The ritualistic use of ayahuasca can induce a feeling of unity and harmony among group members. However, such depoliticized feelings can come in the service of a destructive political
status quo
in ...which Palestinians are marginalized. Through 31 in-depth interviews of Israelis and Palestinians who drink ayahuasca together, and through participatory observations, such rituals were examined. In this setting marginalization was structurally rooted by the group’s inability to recognize Palestinian national identity or admit the ongoing Israeli injustice toward Palestinians. Although the groups avoided politics, they still find their way into these rituals. This happened through occasional ayahuasca-induced revelatory events, in which individuals were confronted with a pressing truth related to the oppressive relations between Jewish Israelis and Palestinians. Three case studies of such revelatory events are described in this paper. Affected by emotions of pain, anger, and guilt, these participants developed resistance toward the hegemonic Israeli ritual structure. This was followed by an urge to deliver an emancipatory message to the rest of the group, usually through a song.
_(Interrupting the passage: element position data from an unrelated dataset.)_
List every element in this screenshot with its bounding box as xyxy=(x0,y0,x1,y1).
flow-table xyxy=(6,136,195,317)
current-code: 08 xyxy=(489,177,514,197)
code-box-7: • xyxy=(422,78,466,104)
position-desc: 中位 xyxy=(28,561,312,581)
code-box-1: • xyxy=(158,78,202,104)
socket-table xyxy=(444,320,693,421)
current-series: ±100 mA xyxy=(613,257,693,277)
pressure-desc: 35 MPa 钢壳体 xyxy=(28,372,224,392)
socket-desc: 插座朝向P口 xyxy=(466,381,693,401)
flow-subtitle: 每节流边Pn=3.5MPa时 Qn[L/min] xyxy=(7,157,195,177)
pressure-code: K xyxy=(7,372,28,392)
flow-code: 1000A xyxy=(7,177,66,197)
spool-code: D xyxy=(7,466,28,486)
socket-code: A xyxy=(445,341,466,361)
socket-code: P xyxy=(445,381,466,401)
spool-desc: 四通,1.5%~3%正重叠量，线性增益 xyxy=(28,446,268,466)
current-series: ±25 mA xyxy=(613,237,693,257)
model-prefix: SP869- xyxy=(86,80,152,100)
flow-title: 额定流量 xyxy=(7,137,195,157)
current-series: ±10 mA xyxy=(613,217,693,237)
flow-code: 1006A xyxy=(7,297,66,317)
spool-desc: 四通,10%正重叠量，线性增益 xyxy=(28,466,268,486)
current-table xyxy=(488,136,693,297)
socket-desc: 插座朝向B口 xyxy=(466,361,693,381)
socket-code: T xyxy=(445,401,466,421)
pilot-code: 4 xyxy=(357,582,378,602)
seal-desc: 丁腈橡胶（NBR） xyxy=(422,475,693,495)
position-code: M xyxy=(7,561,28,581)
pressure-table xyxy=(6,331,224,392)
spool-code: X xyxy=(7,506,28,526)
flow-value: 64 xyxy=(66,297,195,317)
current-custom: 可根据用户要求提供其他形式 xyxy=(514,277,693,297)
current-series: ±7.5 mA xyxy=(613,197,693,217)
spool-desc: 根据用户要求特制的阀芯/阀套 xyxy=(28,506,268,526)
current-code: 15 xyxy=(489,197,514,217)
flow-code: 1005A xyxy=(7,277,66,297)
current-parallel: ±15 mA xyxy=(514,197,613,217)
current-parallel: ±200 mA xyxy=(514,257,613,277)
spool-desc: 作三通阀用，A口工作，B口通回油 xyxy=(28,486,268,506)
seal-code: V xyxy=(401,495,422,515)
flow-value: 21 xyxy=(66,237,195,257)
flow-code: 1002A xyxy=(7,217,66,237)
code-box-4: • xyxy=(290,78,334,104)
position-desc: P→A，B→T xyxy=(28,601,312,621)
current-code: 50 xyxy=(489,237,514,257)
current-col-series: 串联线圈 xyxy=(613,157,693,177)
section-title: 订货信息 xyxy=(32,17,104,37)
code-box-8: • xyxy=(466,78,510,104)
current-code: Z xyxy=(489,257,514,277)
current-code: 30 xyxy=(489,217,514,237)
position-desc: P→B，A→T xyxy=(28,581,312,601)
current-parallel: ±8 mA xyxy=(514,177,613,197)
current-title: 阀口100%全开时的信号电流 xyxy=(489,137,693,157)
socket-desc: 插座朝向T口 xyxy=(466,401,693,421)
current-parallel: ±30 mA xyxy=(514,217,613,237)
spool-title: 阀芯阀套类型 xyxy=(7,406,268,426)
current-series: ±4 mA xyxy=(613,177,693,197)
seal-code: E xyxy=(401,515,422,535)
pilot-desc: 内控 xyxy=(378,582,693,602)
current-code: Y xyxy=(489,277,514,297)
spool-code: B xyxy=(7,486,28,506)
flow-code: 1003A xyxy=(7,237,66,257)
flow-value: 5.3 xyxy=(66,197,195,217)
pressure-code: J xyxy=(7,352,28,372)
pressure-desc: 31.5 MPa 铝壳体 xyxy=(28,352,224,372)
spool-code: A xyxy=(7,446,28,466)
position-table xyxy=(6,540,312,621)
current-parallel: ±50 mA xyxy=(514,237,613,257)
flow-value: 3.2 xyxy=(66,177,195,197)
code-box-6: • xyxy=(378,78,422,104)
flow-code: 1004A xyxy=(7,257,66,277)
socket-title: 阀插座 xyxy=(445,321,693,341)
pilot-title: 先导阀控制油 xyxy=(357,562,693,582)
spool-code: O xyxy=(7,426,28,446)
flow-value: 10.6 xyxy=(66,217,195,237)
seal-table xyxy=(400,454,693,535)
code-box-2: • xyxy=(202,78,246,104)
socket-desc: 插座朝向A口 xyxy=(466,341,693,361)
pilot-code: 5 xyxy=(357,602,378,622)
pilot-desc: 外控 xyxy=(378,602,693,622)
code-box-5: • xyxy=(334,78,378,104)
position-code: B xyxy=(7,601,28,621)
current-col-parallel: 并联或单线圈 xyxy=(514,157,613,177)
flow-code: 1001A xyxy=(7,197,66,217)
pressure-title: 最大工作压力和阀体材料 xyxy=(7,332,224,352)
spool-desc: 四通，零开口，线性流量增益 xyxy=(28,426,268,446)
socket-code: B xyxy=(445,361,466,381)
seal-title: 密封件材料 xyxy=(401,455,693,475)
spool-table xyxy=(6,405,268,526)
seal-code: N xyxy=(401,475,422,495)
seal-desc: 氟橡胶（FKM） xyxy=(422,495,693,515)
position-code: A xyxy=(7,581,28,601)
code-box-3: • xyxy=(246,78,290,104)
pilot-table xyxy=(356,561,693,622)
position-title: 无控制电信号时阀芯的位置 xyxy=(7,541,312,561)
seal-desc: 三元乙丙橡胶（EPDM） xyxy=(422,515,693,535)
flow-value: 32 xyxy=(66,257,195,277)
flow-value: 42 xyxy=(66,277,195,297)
Moreover, affected subjects developed a long-lasting fidelity to the
truth
attained at these events. In time, this fidelity led to the expansion of ayahuasca practices to other Palestinians and the politicization of the practice. The article draws on Badiou’s theory in
Being and Event
(1988) to analyze the relations between the Israeli ritual structure, the Palestinian revelatory event, and the emancipatory fidelity that followed. Badiou’s theory elucidates the egalitarian revolutionary potential, which is part of the sociopsychopharmacology of psychedelics.